The designer Isaac Mizrahi is explaining his tips for evening dressing. “You start with the shoes,” he reveals. “Then everything goes from there.” Karl Lagerfeld appears. Is he looking forward to the night? “I am nearly sick to death with food poisoning,” says the stick-thin man who once said, “I almost never eat.” Donatella Versace arrives. “I love your dress!” coos Mizrahi. Then it is time to sit down. But on table 36, the places for Bailey and Bosworth remain empty. Hugh Dancy is stuck out on his own. The speeches start. Bailey and Bosworth appear at the door. “We’re so late,” Bailey says, grabbing my arm and giggling.

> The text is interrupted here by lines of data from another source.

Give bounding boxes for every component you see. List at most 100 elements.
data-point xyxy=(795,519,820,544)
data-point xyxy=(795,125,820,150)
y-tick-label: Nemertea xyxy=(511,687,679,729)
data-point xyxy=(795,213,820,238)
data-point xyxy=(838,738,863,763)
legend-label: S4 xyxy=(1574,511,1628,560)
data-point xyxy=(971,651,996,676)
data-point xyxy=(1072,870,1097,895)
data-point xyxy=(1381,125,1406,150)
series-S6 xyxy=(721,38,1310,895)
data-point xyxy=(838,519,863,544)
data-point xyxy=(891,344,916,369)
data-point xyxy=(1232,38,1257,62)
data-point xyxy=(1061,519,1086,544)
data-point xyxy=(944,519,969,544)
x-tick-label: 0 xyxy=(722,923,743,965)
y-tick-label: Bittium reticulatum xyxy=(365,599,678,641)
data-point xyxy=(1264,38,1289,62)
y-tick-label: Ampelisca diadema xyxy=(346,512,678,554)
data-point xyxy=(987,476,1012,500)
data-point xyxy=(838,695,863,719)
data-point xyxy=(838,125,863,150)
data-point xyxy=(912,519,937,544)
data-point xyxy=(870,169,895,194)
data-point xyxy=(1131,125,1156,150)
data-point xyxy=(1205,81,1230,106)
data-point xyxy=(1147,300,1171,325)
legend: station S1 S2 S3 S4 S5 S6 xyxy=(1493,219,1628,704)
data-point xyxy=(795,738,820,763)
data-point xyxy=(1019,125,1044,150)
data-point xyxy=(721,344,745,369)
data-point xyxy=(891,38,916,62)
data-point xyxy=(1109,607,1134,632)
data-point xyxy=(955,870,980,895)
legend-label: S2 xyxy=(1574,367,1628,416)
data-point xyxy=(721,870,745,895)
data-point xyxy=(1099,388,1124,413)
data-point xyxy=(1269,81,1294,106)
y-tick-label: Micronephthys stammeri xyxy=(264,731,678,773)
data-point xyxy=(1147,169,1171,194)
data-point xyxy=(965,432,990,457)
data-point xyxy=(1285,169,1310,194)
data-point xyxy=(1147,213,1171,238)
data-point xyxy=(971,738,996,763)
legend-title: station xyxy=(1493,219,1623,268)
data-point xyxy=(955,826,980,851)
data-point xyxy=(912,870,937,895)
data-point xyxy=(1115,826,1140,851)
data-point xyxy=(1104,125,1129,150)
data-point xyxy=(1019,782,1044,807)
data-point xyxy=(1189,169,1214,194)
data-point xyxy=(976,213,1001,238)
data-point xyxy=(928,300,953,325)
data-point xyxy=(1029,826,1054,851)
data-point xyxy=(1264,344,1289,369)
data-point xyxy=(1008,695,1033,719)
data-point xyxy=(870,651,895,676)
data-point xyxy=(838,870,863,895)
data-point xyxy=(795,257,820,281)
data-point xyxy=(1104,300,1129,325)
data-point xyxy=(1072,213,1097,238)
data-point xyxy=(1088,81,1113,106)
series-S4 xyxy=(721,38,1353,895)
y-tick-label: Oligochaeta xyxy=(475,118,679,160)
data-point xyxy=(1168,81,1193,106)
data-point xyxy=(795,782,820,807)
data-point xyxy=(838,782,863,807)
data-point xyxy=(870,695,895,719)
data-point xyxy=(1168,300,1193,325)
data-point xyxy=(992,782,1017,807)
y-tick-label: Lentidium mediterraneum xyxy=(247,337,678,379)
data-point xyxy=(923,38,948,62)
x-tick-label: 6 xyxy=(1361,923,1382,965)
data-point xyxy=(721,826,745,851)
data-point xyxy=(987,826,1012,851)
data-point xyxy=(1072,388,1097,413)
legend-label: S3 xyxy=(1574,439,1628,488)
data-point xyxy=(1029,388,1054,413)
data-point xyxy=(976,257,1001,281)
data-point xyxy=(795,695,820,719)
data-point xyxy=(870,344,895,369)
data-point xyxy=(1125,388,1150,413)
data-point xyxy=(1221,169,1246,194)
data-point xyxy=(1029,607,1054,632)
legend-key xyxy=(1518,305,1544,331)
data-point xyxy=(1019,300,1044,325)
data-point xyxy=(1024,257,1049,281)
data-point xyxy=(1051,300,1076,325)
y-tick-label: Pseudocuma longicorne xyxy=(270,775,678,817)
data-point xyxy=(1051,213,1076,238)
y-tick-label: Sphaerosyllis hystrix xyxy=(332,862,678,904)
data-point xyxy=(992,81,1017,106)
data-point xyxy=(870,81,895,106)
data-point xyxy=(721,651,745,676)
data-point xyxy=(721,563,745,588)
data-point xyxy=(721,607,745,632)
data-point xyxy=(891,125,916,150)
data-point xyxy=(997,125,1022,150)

Backstage, there is more giggling. “It was much more heavy-hitting than I had anticipated,” says Bailey afterwards. “There was Donatella, Karl, Anna Wintour, [Italian Vogue editor-in-chief] Franca Sozzani, [Condé Nast chairman] Jonathan Newhouse, Kate and myself; all these major people reciting their lines. We all got the giggles.”

The last time I speak to Bailey, he is back at Burberry’s London HQ, running between design meetings and a talk with the French perfume house that is developing Burberry fragrances. It is too early to gauge the impact of America Week, but he deems it a success. “People were excited about the opening, and lots went back to the store afterwards.” All three events have received extensive, positive press coverage. “I do love the American enthusiasm,” Bailey concludes.

He particularly enjoyed the lunch he’d thrown for Neiman Marcus’s best Burberry customers in New York. “They were so excited, enthusiastic and positive that I left on a real high.” A few had even offered him design tips. “But my friends do that all the time,” he laughs. “‘Why don’t you do this, but in such-a-such a fabric?’ You take what you can from that and disregard the rest. That’s a really nice thing.”

For the unpoachable Yorkshireman – Designer of the Year, but also Designer of the People – it is all in a day’s work.